Written by Jim Worthington on May 3, 2020

The Kentucky General Assembly’s 2020 session led to several new laws that affect trust and estate planning and administration. It’s time to look at how those changes will affect us since the chapter on this year’s legislation is closed; the 2020 Regular Session ended by adjourning sine die on April 15th. Today’s post covers two straightforward topics and refers back to my earlier discussion of a bigger change. A future blog post will be devoted entirely to adoption of the Revised Uniform Fiduciary Access to Digital Assets Act. 

Effective Date

All non-emergency legislation becomes effective on July 15, 2020. The Kentucky Attorney General’s office issued its annual opinion, Ky OAG 20-08, on April 16, 2020, precisely calculating the effective date. I’ve always loved the almost mystical reference to legislation being effective the first moment—not one minute or even one second past midnight— after 90 days has elapsed. (See last year’s opinion, Ky OAG 19-005 (April 9, 2019), for the “first moment” language.) 

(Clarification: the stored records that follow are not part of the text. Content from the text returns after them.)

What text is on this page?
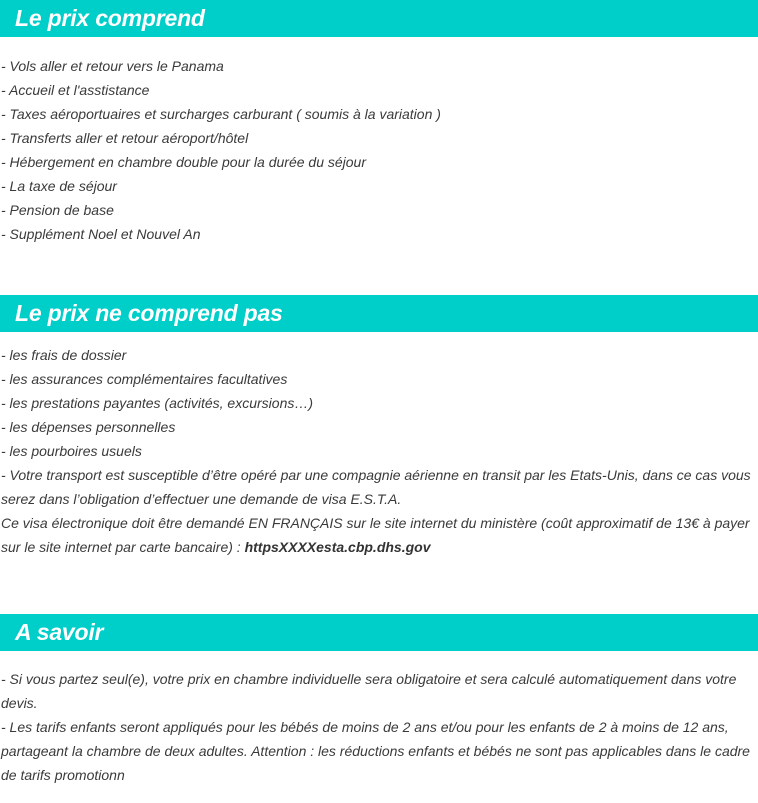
Le prix comprend
- Vols aller et retour vers le Panama
- Accueil et l'asstistance
- Taxes aéroportuaires et surcharges carburant ( soumis à la variation )
- Transferts aller et retour aéroport/hôtel
- Hébergement en chambre double pour la durée du séjour
- La taxe de séjour
- Pension de base
- Supplément Noel et Nouvel An
Le prix ne comprend pas
- les frais de dossier
- les assurances complémentaires facultatives
- les prestations payantes (activités, excursions…)
- les dépenses personnelles
- les pourboires usuels
- Votre transport est susceptible d’être opéré par une compagnie aérienne en transit par les Etats-Unis, dans ce cas vous serez dans l’obligation d’effectuer une demande de visa E.S.T.A.
Ce visa électronique doit être demandé EN FRANÇAIS sur le site internet du ministère (coût approximatif de 13€ à payer sur le site internet par carte bancaire) : httpsXXXXesta.cbp.dhs.gov
A savoir
- Si vous partez seul(e), votre prix en chambre individuelle sera obligatoire et sera calculé automatiquement dans votre devis.
- Les tarifs enfants seront appliqués pour les bébés de moins de 2 ans et/ou pour les enfants de 2 à moins de 12 ans, partageant la chambre de deux adultes. Attention : les réductions enfants et bébés ne sont pas applicables dans le cadre de tarifs promotionn
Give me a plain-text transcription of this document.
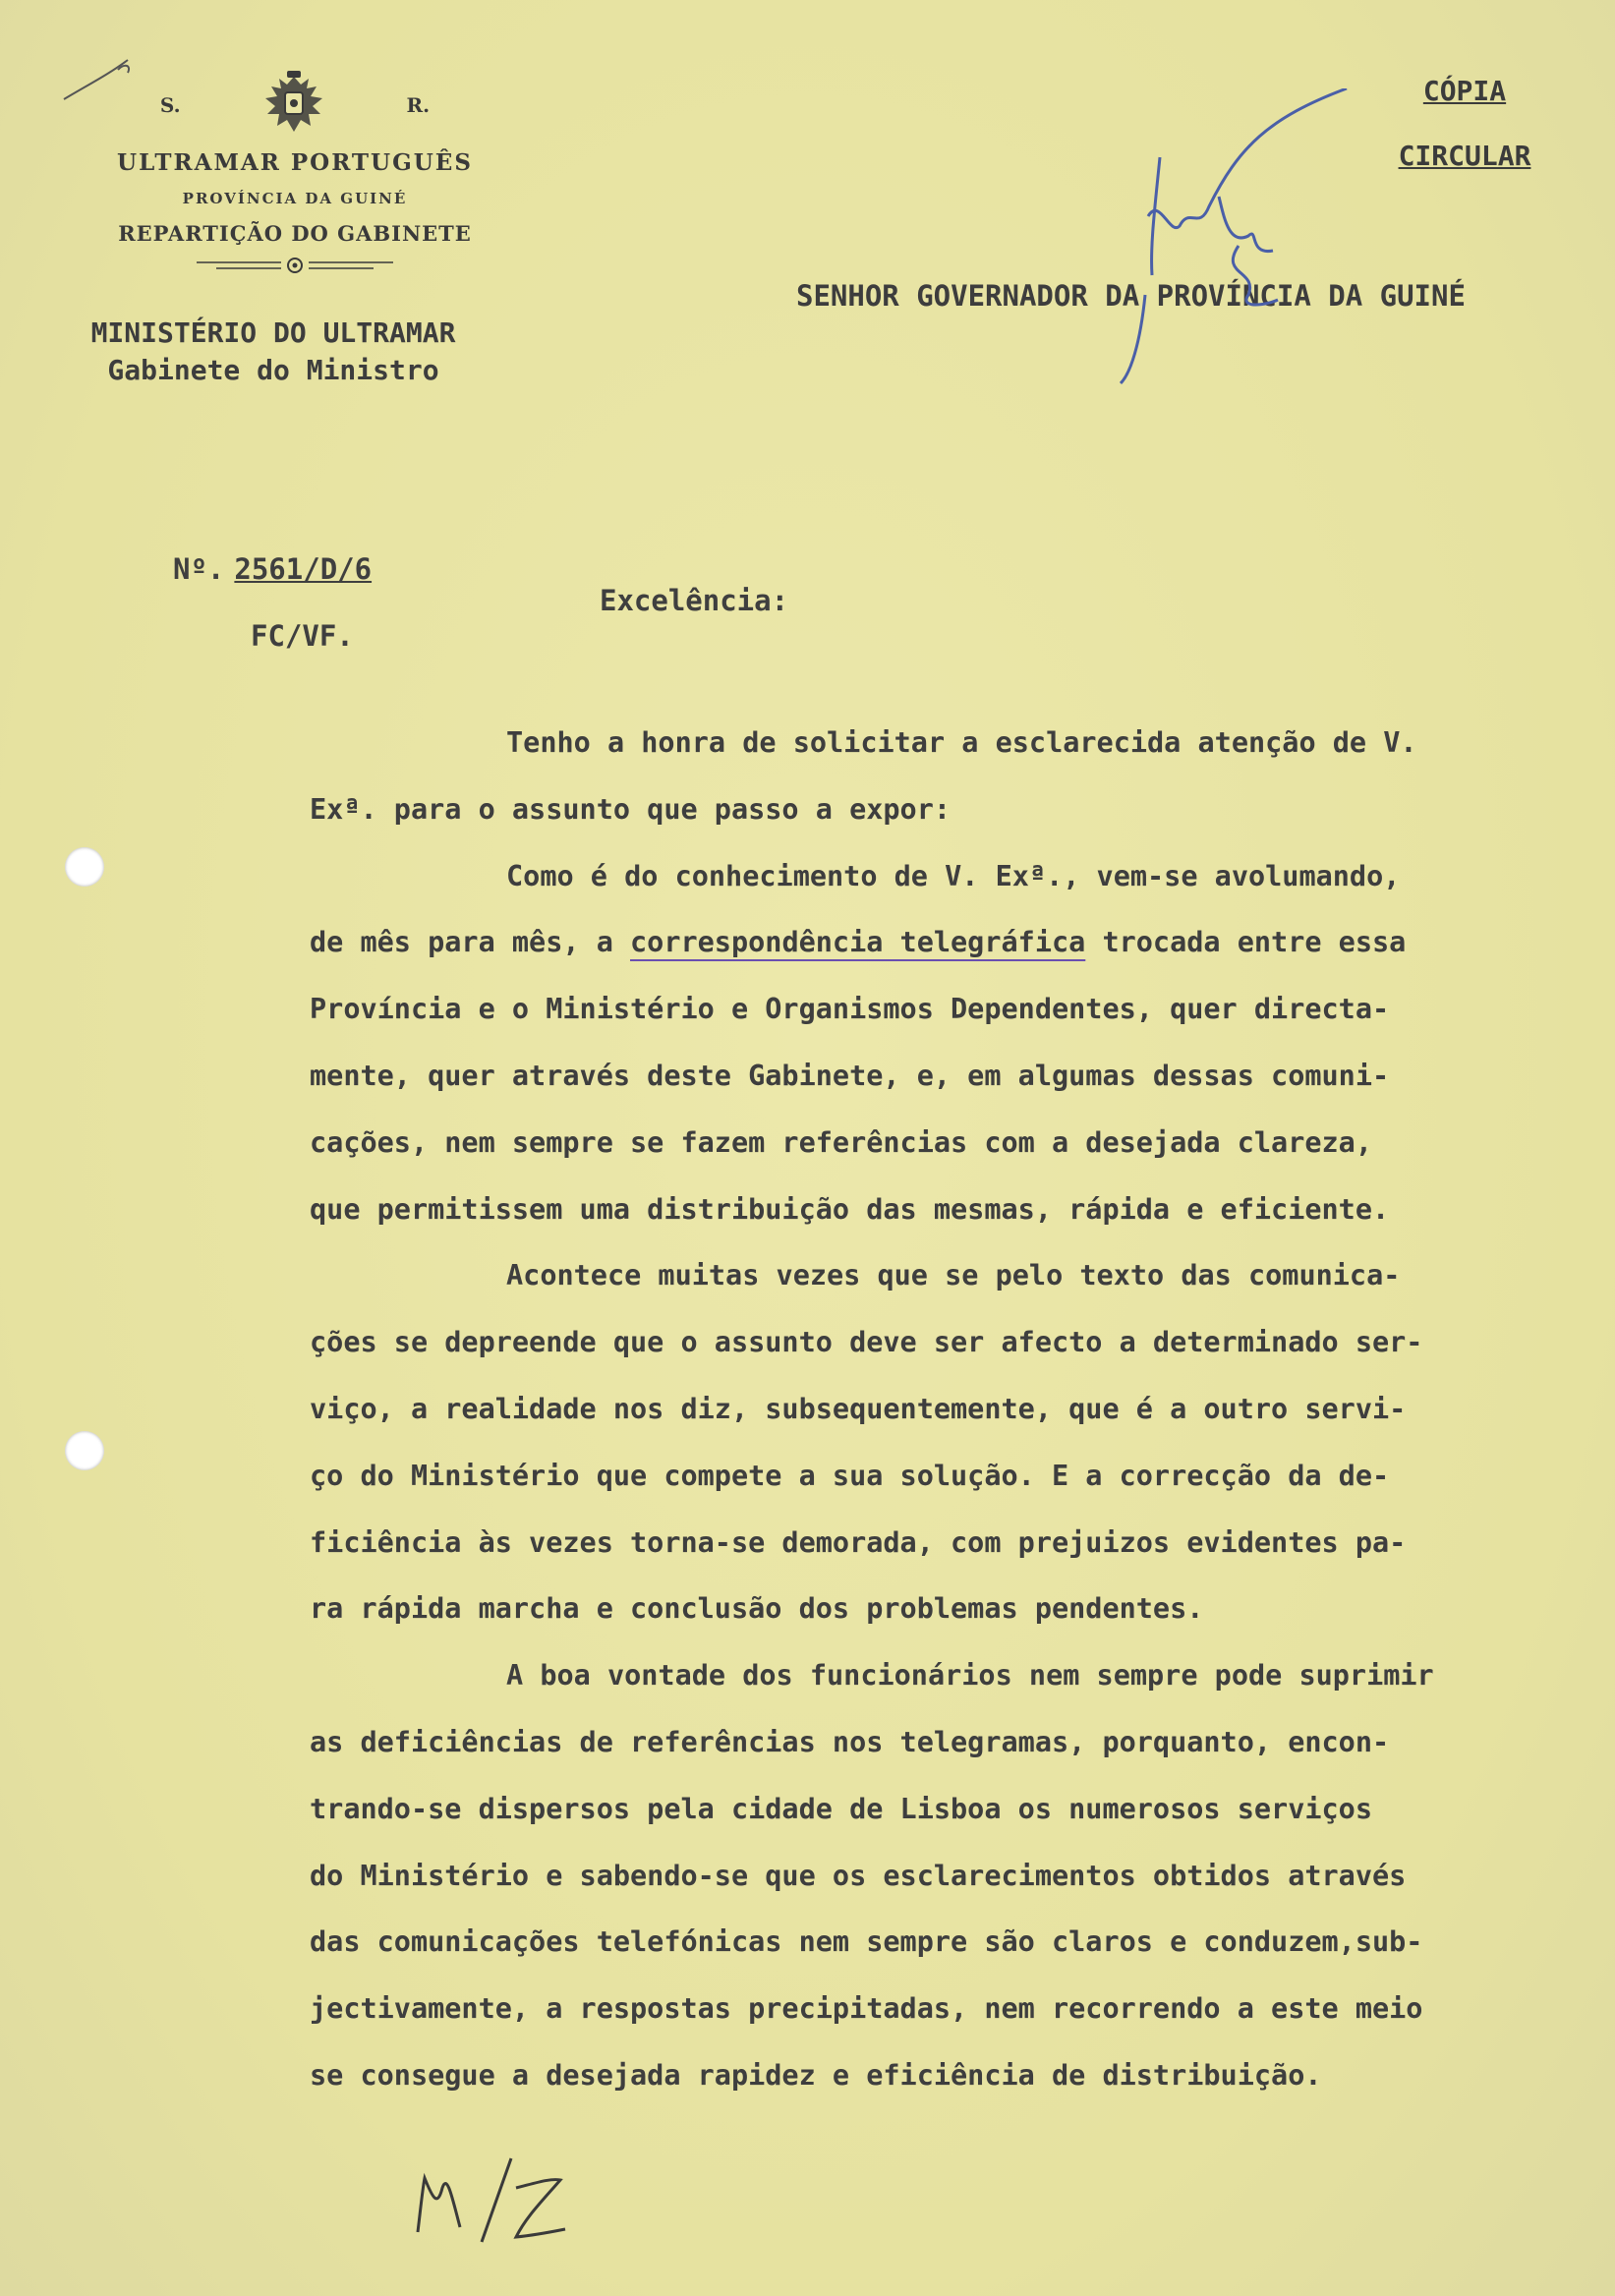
S.	R.
ULTRAMAR PORTUGUÊS
PROVÍNCIA DA GUINÉ
REPARTIÇÃO DO GABINETE
MINISTÉRIO DO ULTRAMAR
Gabinete do Ministro
CÓPIA
CIRCULAR
SENHOR GOVERNADOR DA PROVÍNCIA DA GUINÉ
Nº. 2561/D/6
FC/VF.
Excelência:
Tenho a honra de solicitar a esclarecida atenção de V.
Exª. para o assunto que passo a expor:
Como é do conhecimento de V. Exª., vem-se avolumando,
de mês para mês, a correspondência telegráfica trocada entre essa
Província e o Ministério e Organismos Dependentes, quer directa-
mente, quer através deste Gabinete, e, em algumas dessas comuni-
cações, nem sempre se fazem referências com a desejada clareza,
que permitissem uma distribuição das mesmas, rápida e eficiente.
Acontece muitas vezes que se pelo texto das comunica-
ções se depreende que o assunto deve ser afecto a determinado ser-
viço, a realidade nos diz, subsequentemente, que é a outro servi-
ço do Ministério que compete a sua solução. E a correcção da de-
ficiência às vezes torna-se demorada, com prejuizos evidentes pa-
ra rápida marcha e conclusão dos problemas pendentes.
A boa vontade dos funcionários nem sempre pode suprimir
as deficiências de referências nos telegramas, porquanto, encon-
trando-se dispersos pela cidade de Lisboa os numerosos serviços
do Ministério e sabendo-se que os esclarecimentos obtidos através
das comunicações telefónicas nem sempre são claros e conduzem,sub-
jectivamente, a respostas precipitadas, nem recorrendo a este meio
se consegue a desejada rapidez e eficiência de distribuição.
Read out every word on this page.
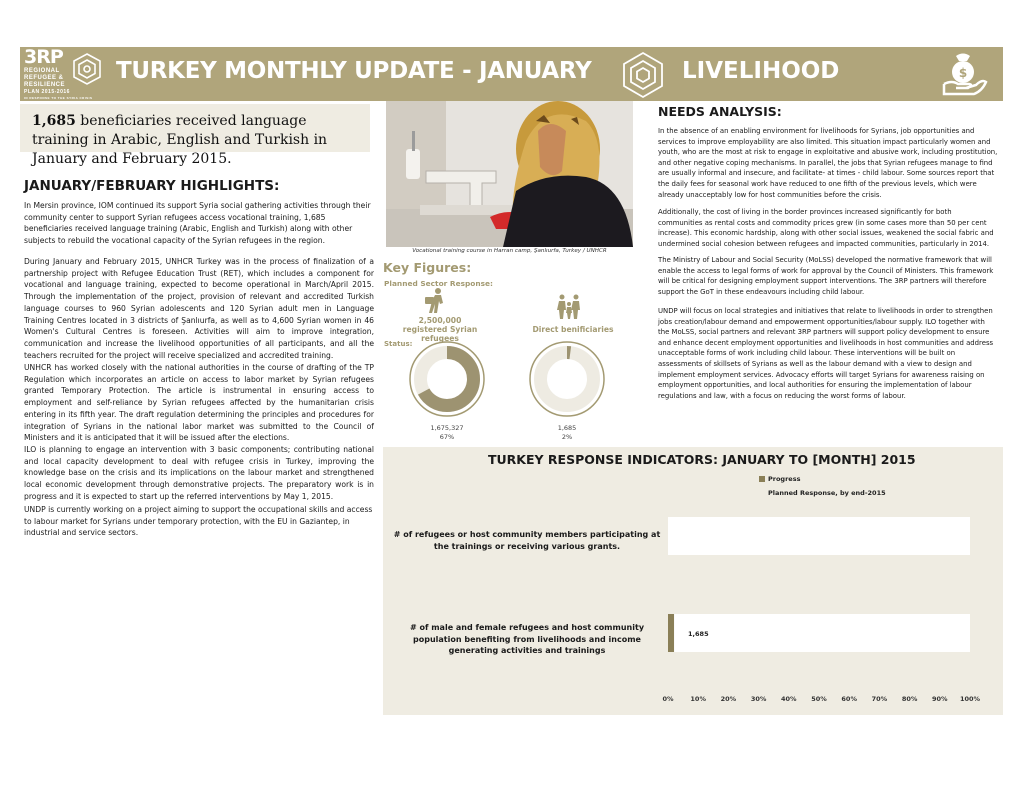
3RP
REGIONAL
REFUGEE &
RESILIENCE
PLAN 2015-2016
IN RESPONSE TO THE SYRIA CRISIS
TURKEY MONTHLY UPDATE - JANUARY	LIVELIHOOD	$
1,685 beneficiaries received language training in Arabic, English and Turkish in January and February 2015.
JANUARY/FEBRUARY HIGHLIGHTS:
In Mersin province, IOM continued its support Syria social gathering activities through their community center to support Syrian refugees access vocational training, 1,685 beneficiaries received language training (Arabic, English and Turkish) along with other subjects to rebuild the vocational capacity of the Syrian refugees in the region.
During January and February 2015, UNHCR Turkey was in the process of finalization of a partnership project with Refugee Education Trust (RET), which includes a component for vocational and language training, expected to become operational in March/April 2015. Through the implementation of the project, provision of relevant and accredited Turkish language courses to 960 Syrian adolescents and 120 Syrian adult men in Language Training Centres located in 3 districts of Şanlıurfa, as well as to 4,600 Syrian women in 46 Women's Cultural Centres is foreseen. Activities will aim to improve integration, communication and increase the livelihood opportunities of all participants, and all the teachers recruited for the project will receive specialized and accredited training.
UNHCR has worked closely with the national authorities in the course of drafting of the TP Regulation which incorporates an article on access to labor market by Syrian refugees granted Temporary Protection. The article is instrumental in ensuring access to employment and self-reliance by Syrian refugees affected by the humanitarian crisis entering in its fifth year. The draft regulation determining the principles and procedures for integration of Syrians in the national labor market was submitted to the Council of Ministers and it is anticipated that it will be issued after the elections.
ILO is planning to engage an intervention with 3 basic components; contributing national and local capacity development to deal with refugee crisis in Turkey, improving the knowledge base on the crisis and its implications on the labour market and strengthened local economic development through demonstrative projects. The preparatory work is in progress and it is expected to start up the referred interventions by May 1, 2015.
UNDP is currently working on a project aiming to support the occupational skills and access to labour market for Syrians under temporary protection, with the EU in Gaziantep, in industrial and service sectors.
Vocational training course in Harran camp, Şanlıurfa, Turkey / UNHCR
Key Figures:
Planned Sector Response:
2,500,000
registered Syrian refugees
Direct benificiaries
Status:
1,675,327
67%
1,685
2%
NEEDS ANALYSIS:
In the absence of an enabling environment for livelihoods for Syrians, job opportunities and services to improve employability are also limited. This situation impact particularly women and youth, who are the most at risk to engage in exploitative and abusive work, including prostitution, and other negative coping mechanisms. In parallel, the jobs that Syrian refugees manage to find are usually informal and insecure, and facilitate- at times - child labour. Some sources report that the daily fees for seasonal work have reduced to one fifth of the previous levels, which were already unacceptably low for host communities before the crisis.
Additionally, the cost of living in the border provinces increased significantly for both communities as rental costs and commodity prices grew (in some cases more than 50 per cent increase). This economic hardship, along with other social issues, weakened the social fabric and undermined social cohesion between refugees and impacted communities, particularly in 2014.
The Ministry of Labour and Social Security (MoLSS) developed the normative framework that will enable the access to legal forms of work for approval by the Council of Ministers. This framework will be critical for designing employment support interventions. The 3RP partners will therefore support the GoT in these endeavours including child labour.
UNDP will focus on local strategies and initiatives that relate to livelihoods in order to strengthen jobs creation/labour demand and empowerment opportunities/labour supply. ILO together with the MoLSS, social partners and relevant 3RP partners will support policy development to ensure and enhance decent employment opportunities and livelihoods in host communities and address unacceptable forms of work including child labour. These interventions will be built on assessments of skillsets of Syrians as well as the labour demand with a view to design and implement employment services. Advocacy efforts will target Syrians for awareness raising on employment opportunities, and local authorities for ensuring the implementation of labour regulations and law, with a focus on reducing the worst forms of labour.
TURKEY RESPONSE INDICATORS: JANUARY TO [MONTH] 2015
Progress
Planned Response, by end-2015
# of refugees or host community members participating at the trainings or receiving various grants.
# of male and female refugees and host community population benefiting from livelihoods and income generating activities and trainings
1,685
0%	10% 20% 30% 40% 50% 60% 70% 80% 90% 100%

Increased Spousal or Children’s Exemption

House Bill 307 increased the spousal or children’s exemption in KRS 391.030 from $15,000 to $30,000. The increase will help many families avoid probate of a single asset, like a car that’s worth $25,000. Unfortunately, Kentucky still doesn’t have a true small estate procedure. That means that parents whose unmarried children pass away still must go through a full-blown probate no matter how small the estate is. I’ve seen first-hand how painful it is for parents who have lost a child to have to go through probate for assets worth only a few thousand dollars. 

The Uniform Power of Attorney Act

A previous blog post discussed the legislature’s changes to powers of attorney by:

  • o adopting a statutory short-form power of attorney;
  • o adopting the broad, well-defined powers of the Uniform Power of Attorney Act; 
  • o specifying the power of an agent to make gifts; and
  • o repealing the two-witness requirement.